Medéia consiste a reafirmação de Pasolini, como um dos cineastas mais originais dos últimos tempos. Sem ter a radicalidade e a importância histórica de Teorema, é uma fita de inegável força encantatória no plano visual, arremate plástico aos lances do cinema de poesia do qual o próprio diretor tanto falava. Vale recordar: Pasolini é também um teórico, um criador consciente (inclusive da barbârie da inconsciência), em dia com os problemas de linguagem e semiótica.
Ao lado de Fellini, Satyricon, ou algum outro menos votado. Pasolini é o único cineasta que consegue recriar e transmitir o impacto do mundo pagão, do comportamento dionisíaco historicamente situado. Isto já se verificara em Édipo-Rei, que foi, no entanto, uma realização desigual. Agora, em Medéia, temos esse impacto em sentido ainda maior de dialética, unidade e grandeza de uma poesia dramática.

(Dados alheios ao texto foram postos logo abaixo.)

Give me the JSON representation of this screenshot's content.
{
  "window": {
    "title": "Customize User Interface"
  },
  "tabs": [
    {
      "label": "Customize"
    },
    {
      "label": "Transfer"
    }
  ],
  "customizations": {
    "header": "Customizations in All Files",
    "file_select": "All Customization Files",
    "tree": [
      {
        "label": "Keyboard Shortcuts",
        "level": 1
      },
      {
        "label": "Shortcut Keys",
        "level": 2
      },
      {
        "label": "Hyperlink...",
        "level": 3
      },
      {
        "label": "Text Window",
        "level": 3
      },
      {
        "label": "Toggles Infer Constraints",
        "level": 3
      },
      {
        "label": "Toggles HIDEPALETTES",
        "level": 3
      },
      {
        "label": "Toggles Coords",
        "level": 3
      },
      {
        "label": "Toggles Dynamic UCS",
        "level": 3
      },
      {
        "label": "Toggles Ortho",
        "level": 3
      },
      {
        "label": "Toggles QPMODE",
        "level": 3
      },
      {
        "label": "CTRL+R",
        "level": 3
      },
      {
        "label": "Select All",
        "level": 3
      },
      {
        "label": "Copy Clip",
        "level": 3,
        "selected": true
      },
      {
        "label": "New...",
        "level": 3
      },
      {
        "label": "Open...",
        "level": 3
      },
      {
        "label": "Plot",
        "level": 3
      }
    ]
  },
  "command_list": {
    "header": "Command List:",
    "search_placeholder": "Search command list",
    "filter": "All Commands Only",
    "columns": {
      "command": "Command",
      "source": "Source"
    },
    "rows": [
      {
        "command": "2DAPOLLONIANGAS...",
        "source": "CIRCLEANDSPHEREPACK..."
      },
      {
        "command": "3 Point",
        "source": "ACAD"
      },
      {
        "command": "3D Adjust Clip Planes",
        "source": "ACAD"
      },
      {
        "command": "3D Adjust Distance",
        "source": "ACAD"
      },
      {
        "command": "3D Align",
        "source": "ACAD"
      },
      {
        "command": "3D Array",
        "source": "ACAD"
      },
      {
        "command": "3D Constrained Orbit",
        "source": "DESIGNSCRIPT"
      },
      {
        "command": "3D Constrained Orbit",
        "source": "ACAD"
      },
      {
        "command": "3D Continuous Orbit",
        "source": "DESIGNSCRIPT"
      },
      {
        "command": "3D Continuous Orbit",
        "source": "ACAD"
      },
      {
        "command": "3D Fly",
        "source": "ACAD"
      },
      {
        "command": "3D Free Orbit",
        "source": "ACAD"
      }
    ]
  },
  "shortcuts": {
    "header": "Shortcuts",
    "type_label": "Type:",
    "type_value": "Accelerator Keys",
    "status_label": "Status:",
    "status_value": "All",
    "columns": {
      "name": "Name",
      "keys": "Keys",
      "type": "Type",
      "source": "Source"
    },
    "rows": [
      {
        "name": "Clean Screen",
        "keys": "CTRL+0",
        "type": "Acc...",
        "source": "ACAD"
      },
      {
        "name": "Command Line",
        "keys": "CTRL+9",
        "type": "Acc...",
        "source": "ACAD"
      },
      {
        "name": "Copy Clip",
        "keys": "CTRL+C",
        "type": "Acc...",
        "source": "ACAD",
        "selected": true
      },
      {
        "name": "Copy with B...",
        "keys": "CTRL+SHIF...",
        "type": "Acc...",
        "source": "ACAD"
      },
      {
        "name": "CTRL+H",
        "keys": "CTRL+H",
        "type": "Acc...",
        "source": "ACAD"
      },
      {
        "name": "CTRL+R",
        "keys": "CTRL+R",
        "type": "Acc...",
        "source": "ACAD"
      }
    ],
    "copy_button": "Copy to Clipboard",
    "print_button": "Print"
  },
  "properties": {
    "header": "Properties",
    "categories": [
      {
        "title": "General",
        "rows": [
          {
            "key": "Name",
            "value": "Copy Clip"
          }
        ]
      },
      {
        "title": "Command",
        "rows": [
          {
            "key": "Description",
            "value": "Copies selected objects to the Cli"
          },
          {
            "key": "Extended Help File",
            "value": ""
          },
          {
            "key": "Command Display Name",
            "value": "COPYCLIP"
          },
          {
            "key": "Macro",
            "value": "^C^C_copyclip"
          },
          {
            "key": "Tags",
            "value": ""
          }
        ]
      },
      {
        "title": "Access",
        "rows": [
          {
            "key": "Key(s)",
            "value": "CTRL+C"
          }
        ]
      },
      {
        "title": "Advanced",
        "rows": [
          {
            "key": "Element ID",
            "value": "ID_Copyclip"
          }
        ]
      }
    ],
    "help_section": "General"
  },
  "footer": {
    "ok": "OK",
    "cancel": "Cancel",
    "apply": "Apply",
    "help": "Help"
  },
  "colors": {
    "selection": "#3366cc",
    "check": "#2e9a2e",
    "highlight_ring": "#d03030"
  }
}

Euripides? "Quanto à peça de Eurípedes, limitei-me simplesmente a fazer algumas citações" - disse o diretor. "Retomei, em Medéia, todos os temas de meus filmes anteriores..." "Medéia constitui a confrontação do universo arcaico, hierático e clerical com o mundo de Jazão, mundo, ao contrário, racional e pragmático." "Jasão é o herói atual (lamens momentanea) que, não só perdeu o sentido metafísico, mas sequer se coloca indagações de tal ordem." "É o técnico abúlico, cuja procura está unicamente voltada para o sucesso."
A tragédia da barbárie a qual Pasoloni não deixa de dar conotações atuais: "Todo o drama repousa sobre essa oposição de duas culturas, sobre a irredutibilidade de duas civilizações, uma diante da outra." Pois, consoante ainda a filosofia de Pasolini, as coisas (também as coisas culturais e míticas) não param em definitivo - o parado perpassa, aquilo que herdamos, na história do espírito, fica de certa maneira, e pode redespertar, como redespertou, violenta, a vingança de Medéia. Uma vingança que não mediu, sequer, o sacrifício dos três filhos numa admirável, forjada pelo diretor, a mesclar ternura, pungência, com o ritual de ferocidade.
Um mundo onde o logos ainda não era o centro. A fúria passional de Medéia é aquela que Nietzsche identificava, salutarmente, em O Nascimento da Tragédia. E, por isso mesmo, o auge dessa poiesis antilógica de Pasolini (antilógica e quase antológica) é a imagem final da protagonista exaltando-se e diluindo-se no fogo de ouro do irreparável. Mesmo porque, se a tragédia grega era fatalidade, essa fatalidade, como um dado absoluto, não poderia ter lógica - é o dogma, o poeta inaugura.
Quanto a Maria Callas, entrega-se de modo bastante sincero, efetivo, convincente, ao papel. Boa máscara e senso dramático. Aliás, Medéia já era bem operístico.